Women, tend to be more prone to hamstring weakness than men. It is particularly important for the ladies to pay extra attention to the hamstring area. Louie Simmons, creator of Westside Barbell and the inverse curl machine stated: “If you get knee pain when you squat, it can be because your hamstrings are weak.”
* Flexing the knee. The more powerfully you can flex the leg, the faster you can move in activities like walking, running, and sprinting.
Hamstrings are important all things athletic.
The inverse curl machine has a few important advantages over other hamstring training methods:
*The inverse Curl allows better technique. Which in turn, allows the right muscles to develop. Also you will build better habits. The GHD raise is a very similar movement. This movements is call the Russian Leg Curl. Russian Leg curls when performed correctly are one of the kings to building hamstring. The only problem is, it’s really easy to “cheat” the Russian Leg Curl. The inverse curl machine allows someone to build towards the Russian Leg Curl.
* The machine teaches you to coordinate the usage of your hips, midsection and hamstrings together. A lot of alternatives don’t get when doing traditional isolation type exercises. Using all the muscles together correctly will help your body function better. In turn, helping to prevent any one area from being overloaded which is a common cause of injury.
* It’s easy to see progress on the inverse curl. As long as your technique is at least moderately consistent. You have become stronger when you use less weight as a counter balance. The machine does a great job of having adjustments to ensure it can always be challenging.
* Anyone can use the machine. The Russian Leg curl is very difficult, especially for beginners. Being able to adjust the machine for different heights, weights, etc allow the coaches to modify the movement for anyone.
Tips and Cautions
* The weight is a counterweight, the more you put on it, the easier it will be. Be conservative when you first start. Start with more weight than your body weight. Having a partner that can catch/spot you if need be is a good idea.
* You have to resist on the way down, at least when you’re first learning how to use it. I have witnessed people plant their face into the ground because they didn’t resist at all. You don’t want to be that person!
* Use it 1-3 times per week.If endurance in the hamstrings is what you’re looking for.
For instance, if you notice when you go on long runs, bike rides, etc., your hamstrings always feel like they’re on fire or tired before anything else. Then do several (3+) sets of 20+ reps up to 100 or more.
Is strength is your goal? Low reps and high sets are the ticket.

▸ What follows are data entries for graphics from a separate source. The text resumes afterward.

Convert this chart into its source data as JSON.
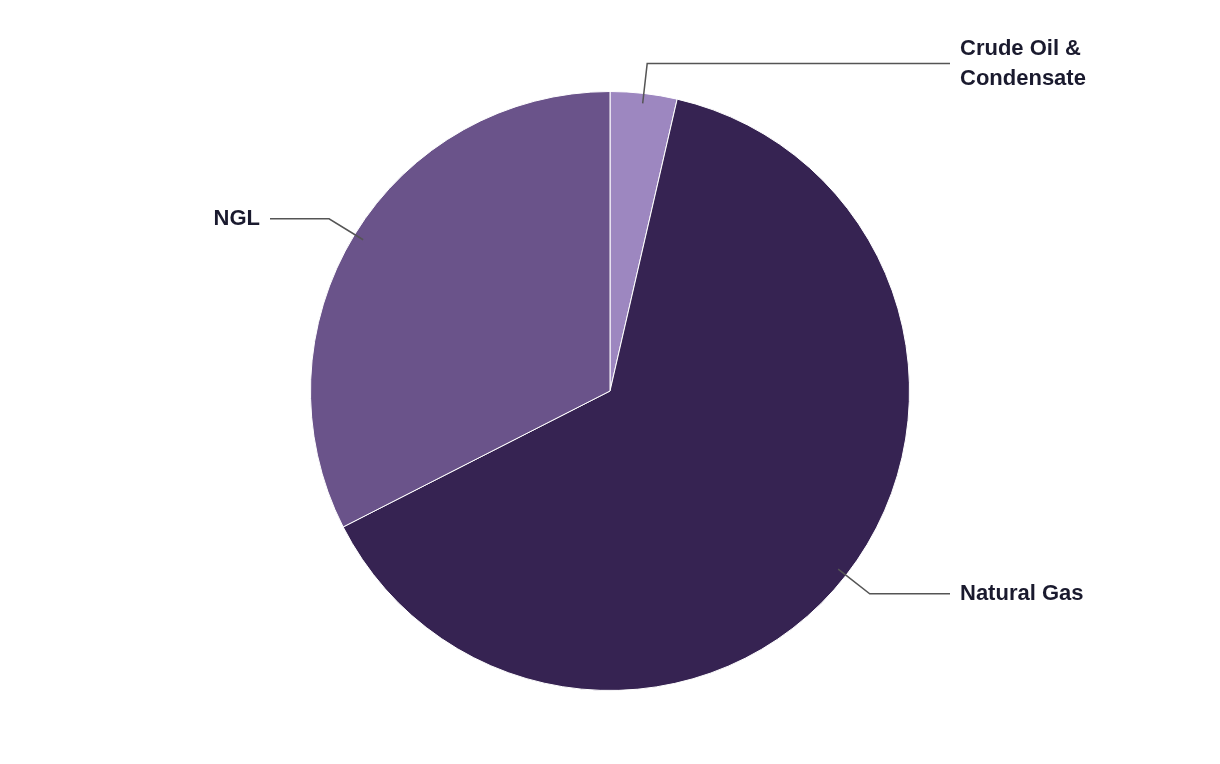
{
  "chart_data": {
    "type": "pie",
    "categories": [
      "Crude Oil & Condensate",
      "Natural Gas",
      "NGL"
    ],
    "values": [
      3.6,
      63.9,
      32.5
    ],
    "colors": [
      "#9d87c0",
      "#362352",
      "#6a538a"
    ],
    "legend": false
  }
}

If you’re not able to hold the right positions in your Olympic lifts. Shoulders over the bar and feet flat on the ground, improving hamstring strength will help. Doing 5-10 sets of 3-6 reps will help you build both size and strength in them. If you don’t want size, aim for a higher weight, less reps/sets. Which in turn equals less volume. Volume is a big factor in hypertrophy. Also, working up to a rep max of 1-20 reps is great for this purpose as well.
Traditional bodybuilding schemes like 4×8, 3×10, 3×12, etc. are also effective.
You can also combine endurance, strength and hypertrophy schemes throughout the week if your sport or goals require it.